As fans streamed out, Wagner was injured two plays into the next drive, which left Seattle playing without six defensive starters — the others being four inactives (defensive ends Ziggy Ansah and Jadeveon Clowney, linebacker Mychal Kendricks and cornerback Shaquill Griffin) and free safety Quandre Diggs, who suffered an ankle injury late in the first half.
Seattle was surviving until Wagner departed. But without their on-field leader (Wagner relays play calls and helps set alignments), the Seahawks let the Panthers move quickly to complete a nine-play 75-yard drive to make it 30-17 with 4:53 left.
Then after forcing a three-and-out and getting the ball back, the Panthers drove 84 yards in nine plays to make it 30-24 with 3:14 remaining.
“It was a result of injuries, lack of communication,” Wright said. “We’ve got to finish way better than that. We definitely don’t want to end the game like that. It was way too close.”
At that point a half-full Bank of America Stadium got sort of loud, hoping for a miracle win to save what has been a lost season.
It looked like the Panthers might get the ball back when holding penalties on Duane Brown, and then two plays later, D.J. Fluker, created a third-and-11 for Seattle at its 24 with 2:24 left.
In the face of a heavy rush, Wilson bought some time and hit Lockett over the middle for 14 yards, a trademark Seattle scramble play that has killed opponents time and again.
Turns out, Seattle would have had the first down anyway, thanks to an illegal contact penalty on Carolina.
But it felt better to earn the first down that allowed the Seahawks to run out the clock.
And as Carroll said later, “obviously we needed to do that.”
No doubt. Who knows what would have happened if Seattle had to punt there? But things just seemed to go right for the Seahawks when they really needed them to.
Seattle caught two big breaks when a penalty nullified one potential Carolina recovery of a Wilson fumble and a replay overturned a fumble by C.J. Prosise, the latter of which would have been at the Seahawks 15 late in the first half.
But the Seahawks also made much of their success, especially early.
After the 28-12 face-plant last week against the Rams, there was much soul-searching, especially in the desire to strike first (the Rams had taken a 14-3 lead and never let up).
“We had one really kind of low last week,” Wilson said. “We didn’t feel like we were playing at our best. We were very diligent about what we wanted to do (against Carolina), very intentional about how we wanted to play today — keep the tempo up, be physical and get the ball down the field when we could.”
Check, check and check.
Seattle scored on drives of 75, 80 and 75 the first three times it had the ball. Carson had 49 yards on six carries in the first quarter as the Seahawks set a tone of dominance up front.

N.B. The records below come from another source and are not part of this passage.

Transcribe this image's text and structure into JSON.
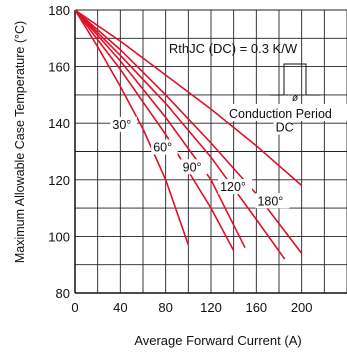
{
  "chart_data": {
    "type": "line",
    "title": "",
    "xlabel": "Average Forward Current (A)",
    "ylabel": "Maximum Allowable Case Temperature (°C)",
    "xlim": [
      0,
      200
    ],
    "ylim": [
      80,
      180
    ],
    "grid": true,
    "x_ticks": [
      "0",
      "40",
      "80",
      "120",
      "160",
      "200"
    ],
    "y_ticks": [
      "80",
      "100",
      "120",
      "140",
      "160",
      "180"
    ],
    "series": [
      {
        "name": "30°",
        "points": [
          [
            0,
            180
          ],
          [
            20,
            167
          ],
          [
            40,
            153
          ],
          [
            60,
            138
          ],
          [
            80,
            120
          ],
          [
            100,
            97
          ]
        ]
      },
      {
        "name": "60°",
        "points": [
          [
            0,
            180
          ],
          [
            40,
            159
          ],
          [
            80,
            136
          ],
          [
            120,
            110
          ],
          [
            140,
            95
          ]
        ]
      },
      {
        "name": "90°",
        "points": [
          [
            0,
            180
          ],
          [
            40,
            162
          ],
          [
            80,
            142
          ],
          [
            120,
            120
          ],
          [
            150,
            96
          ]
        ]
      },
      {
        "name": "120°",
        "points": [
          [
            0,
            180
          ],
          [
            40,
            164
          ],
          [
            80,
            147
          ],
          [
            120,
            128
          ],
          [
            160,
            106
          ],
          [
            185,
            92
          ]
        ]
      },
      {
        "name": "180°",
        "points": [
          [
            0,
            180
          ],
          [
            40,
            166
          ],
          [
            80,
            150
          ],
          [
            120,
            133
          ],
          [
            160,
            115
          ],
          [
            200,
            94
          ]
        ]
      },
      {
        "name": "DC",
        "points": [
          [
            0,
            180
          ],
          [
            40,
            169
          ],
          [
            80,
            157
          ],
          [
            120,
            145
          ],
          [
            160,
            132
          ],
          [
            200,
            118
          ]
        ]
      }
    ],
    "annotations": {
      "rth": "RthJC (DC) = 0.3 K/W",
      "conduction": "Conduction Period",
      "phi": "ø"
    },
    "line_color": "#e0102a"
  }
}
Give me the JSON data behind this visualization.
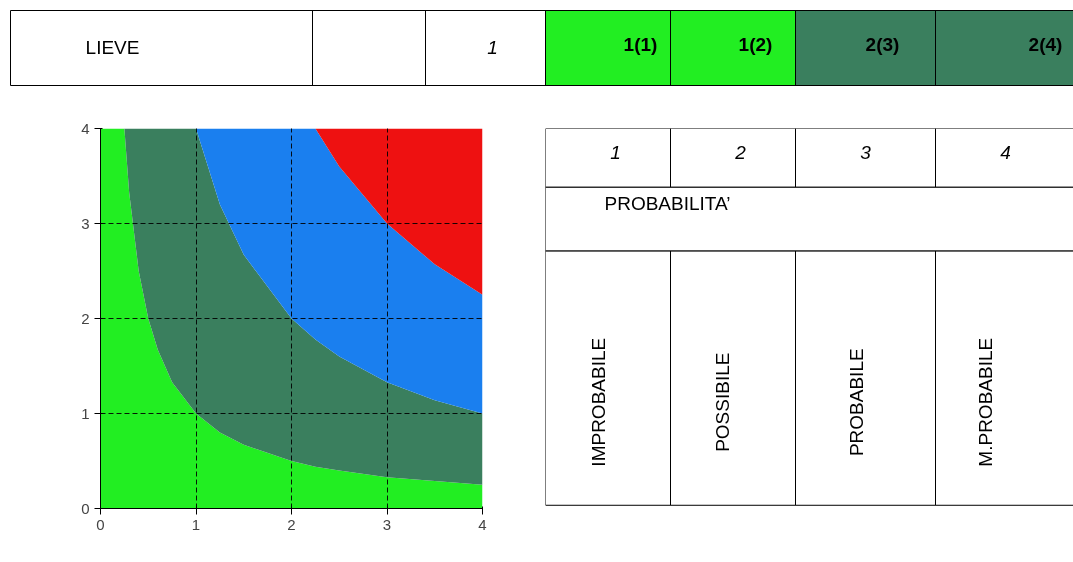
{
  "chart_data": {
    "type": "area",
    "x": [
      0,
      0.25,
      0.3,
      0.4,
      0.5,
      0.6,
      0.75,
      1,
      1.25,
      1.5,
      2,
      2.25,
      2.5,
      3,
      3.5,
      4
    ],
    "series": [
      {
        "color": "#22ee22",
        "values": [
          4,
          4,
          3.33,
          2.5,
          2,
          1.67,
          1.33,
          1,
          0.8,
          0.67,
          0.5,
          0.44,
          0.4,
          0.33,
          0.29,
          0.25
        ]
      },
      {
        "color": "#3a7f5e",
        "values": [
          0,
          0,
          0.67,
          1.5,
          2,
          2.33,
          2.67,
          3,
          2.4,
          2,
          1.5,
          1.34,
          1.2,
          1,
          0.85,
          0.75
        ]
      },
      {
        "color": "#1a7fef",
        "values": [
          0,
          0,
          0,
          0,
          0,
          0,
          0,
          0,
          0.8,
          1.33,
          2,
          2.22,
          2,
          1.67,
          1.43,
          1.25
        ]
      },
      {
        "color": "#ee1111",
        "values": [
          0,
          0,
          0,
          0,
          0,
          0,
          0,
          0,
          0,
          0,
          0,
          0,
          0.4,
          1,
          1.43,
          1.75
        ]
      }
    ],
    "stacked": true,
    "xlim": [
      0,
      4
    ],
    "ylim": [
      0,
      4
    ],
    "xticks": [
      0,
      1,
      2,
      3,
      4
    ],
    "yticks": [
      0,
      1,
      2,
      3,
      4
    ],
    "grid": true,
    "annotations": [
      "LIEVE",
      "1",
      "1(1)",
      "1(2)",
      "2(3)",
      "2(4)",
      "1",
      "2",
      "3",
      "4",
      "PROBABILITA’",
      "IMPROBABILE",
      "POSSIBILE",
      "PROBABILE",
      "M.PROBABILE"
    ]
  }
}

And Wilson found time to take some deep shots, hitting Lockett with a 44-yard pass to set up one TD and then Josh Gordon on a 58-yarder to set up another.
The defense, meanwhile, allowed an early drive but then widened its alignments a little to take away some of the Panthers’ sweeps, and Carolina had only three points in a stretch of seven possessions until Wagner got hurt.
“It got a little tough at the end,” Carroll said.
But maybe that’s how it was meant to be in a season in which Seattle has won only one game by more than a possession.
And as Wagner said, the story has hardly ended.
“I like where we’re going,” he said.
To the playoffs, and possibly beyond.